La realtà virtuale al servizio della scienza. Gli esperti si sono chiesti se gli animali siano in grado di calcolare il tempo quando inseriti in un contesto di attività da svolgere ad intervalli regolare. Per ottenere una risposta hanno utilizzato la realtà virtuale creando l'esercizio del ‘fermaporta'. In pratica hanno messo un topo su un tapis roulant inserito in un ambiente di realtà virtuale, qui l'animale ha imparato a correre lungo un corridoio per arrivare ad una porta che, dopo sei secondi, si apriva permettendogli di proseguire il suo percorso e raggiungere la ricompensa. Dopo aver fatto correre il topo per alcune sessioni di allenamento, permettendogli di apprendere la dinamica dell'attività, gli scienziati hanno creato un nuovo scenario in cui la porta però era invisibile, ma riconoscibile al tatto. I dati raccolti hanno dimostrato che, pur non essendoci la porta virtuale, il topo si fermava, aspettava sei secondi, prima di ricominciare a camminare per raggiungere, appunto, la ricompensa.

Le cellule ‘temporali'. E non è tutto. Gli scienziati hanno osservato l'attività cerebrale dei topi e hanno scoperto che quando questi si trovavano di fronte alla porta invisibile, nel loro cervello si spegnevano le cellule utili alla codifica del controllo spaziale e se ne attivavano altre, precedentemente ‘spente', che codificavano il tempo di attesa.

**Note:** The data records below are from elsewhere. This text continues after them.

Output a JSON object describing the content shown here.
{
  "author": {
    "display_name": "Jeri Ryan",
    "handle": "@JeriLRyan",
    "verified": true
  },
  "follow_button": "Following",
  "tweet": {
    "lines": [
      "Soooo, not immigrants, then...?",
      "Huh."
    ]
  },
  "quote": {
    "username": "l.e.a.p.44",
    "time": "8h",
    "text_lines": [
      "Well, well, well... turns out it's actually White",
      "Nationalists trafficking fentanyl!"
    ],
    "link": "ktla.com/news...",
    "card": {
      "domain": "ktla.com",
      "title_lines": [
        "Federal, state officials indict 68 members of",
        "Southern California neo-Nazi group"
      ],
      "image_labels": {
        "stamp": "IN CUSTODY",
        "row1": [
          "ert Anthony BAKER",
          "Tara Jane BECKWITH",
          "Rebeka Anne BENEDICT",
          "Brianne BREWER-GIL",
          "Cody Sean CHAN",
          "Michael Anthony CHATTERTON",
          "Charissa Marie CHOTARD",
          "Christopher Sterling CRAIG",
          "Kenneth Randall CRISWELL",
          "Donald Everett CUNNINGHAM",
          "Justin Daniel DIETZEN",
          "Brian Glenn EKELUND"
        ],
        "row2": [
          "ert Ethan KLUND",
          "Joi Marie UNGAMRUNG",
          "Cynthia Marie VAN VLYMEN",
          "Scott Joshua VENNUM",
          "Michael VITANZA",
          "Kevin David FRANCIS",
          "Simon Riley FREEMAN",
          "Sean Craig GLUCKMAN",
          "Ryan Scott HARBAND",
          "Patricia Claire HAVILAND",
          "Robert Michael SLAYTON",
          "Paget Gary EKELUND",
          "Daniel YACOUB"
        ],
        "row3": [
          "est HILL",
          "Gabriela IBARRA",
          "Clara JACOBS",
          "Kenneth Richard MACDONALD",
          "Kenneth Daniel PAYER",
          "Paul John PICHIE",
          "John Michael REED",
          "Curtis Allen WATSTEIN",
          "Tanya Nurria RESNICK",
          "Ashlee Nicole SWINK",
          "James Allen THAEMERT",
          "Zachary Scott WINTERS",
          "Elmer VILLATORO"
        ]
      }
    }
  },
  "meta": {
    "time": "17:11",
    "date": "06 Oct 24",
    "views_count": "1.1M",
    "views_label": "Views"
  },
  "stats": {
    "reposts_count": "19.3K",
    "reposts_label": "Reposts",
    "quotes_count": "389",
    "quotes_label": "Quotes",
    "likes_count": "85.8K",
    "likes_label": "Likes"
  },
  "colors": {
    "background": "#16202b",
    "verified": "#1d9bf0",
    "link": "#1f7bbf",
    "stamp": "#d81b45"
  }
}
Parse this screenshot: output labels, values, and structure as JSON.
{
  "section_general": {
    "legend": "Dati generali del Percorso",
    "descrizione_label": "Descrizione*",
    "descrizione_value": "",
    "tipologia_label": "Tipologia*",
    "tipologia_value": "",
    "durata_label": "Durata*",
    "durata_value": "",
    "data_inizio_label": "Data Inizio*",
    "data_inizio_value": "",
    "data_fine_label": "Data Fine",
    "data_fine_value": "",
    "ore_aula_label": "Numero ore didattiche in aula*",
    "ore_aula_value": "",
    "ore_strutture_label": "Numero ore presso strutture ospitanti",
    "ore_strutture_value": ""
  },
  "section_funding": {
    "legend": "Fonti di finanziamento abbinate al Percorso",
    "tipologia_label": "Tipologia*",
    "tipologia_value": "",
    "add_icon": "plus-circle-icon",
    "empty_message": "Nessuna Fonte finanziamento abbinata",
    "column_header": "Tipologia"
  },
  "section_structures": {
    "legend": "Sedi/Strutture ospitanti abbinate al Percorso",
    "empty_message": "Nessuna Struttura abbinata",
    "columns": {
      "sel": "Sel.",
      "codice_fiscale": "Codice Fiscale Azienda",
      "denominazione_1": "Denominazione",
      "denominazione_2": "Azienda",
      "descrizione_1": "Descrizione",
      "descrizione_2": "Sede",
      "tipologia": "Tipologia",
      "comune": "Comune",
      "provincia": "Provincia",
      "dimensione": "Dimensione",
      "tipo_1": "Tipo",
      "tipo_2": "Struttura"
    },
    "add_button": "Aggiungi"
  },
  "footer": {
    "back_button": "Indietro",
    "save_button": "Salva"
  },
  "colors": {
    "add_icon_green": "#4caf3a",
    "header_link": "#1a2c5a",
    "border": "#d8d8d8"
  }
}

Tempo e Alzheimer. I risultati ottenuti dagli scienziati potrebbero avere implicazioni nello studio dell'Alzheimer. I pazienti che soffrono di questa malattia infatti hanno problemi di memoria che potrebbero essere legati a queste cellule: se così fosse, in futuro potremmo avere la possibilità di diagnosticare precocemente l'Alzheimer.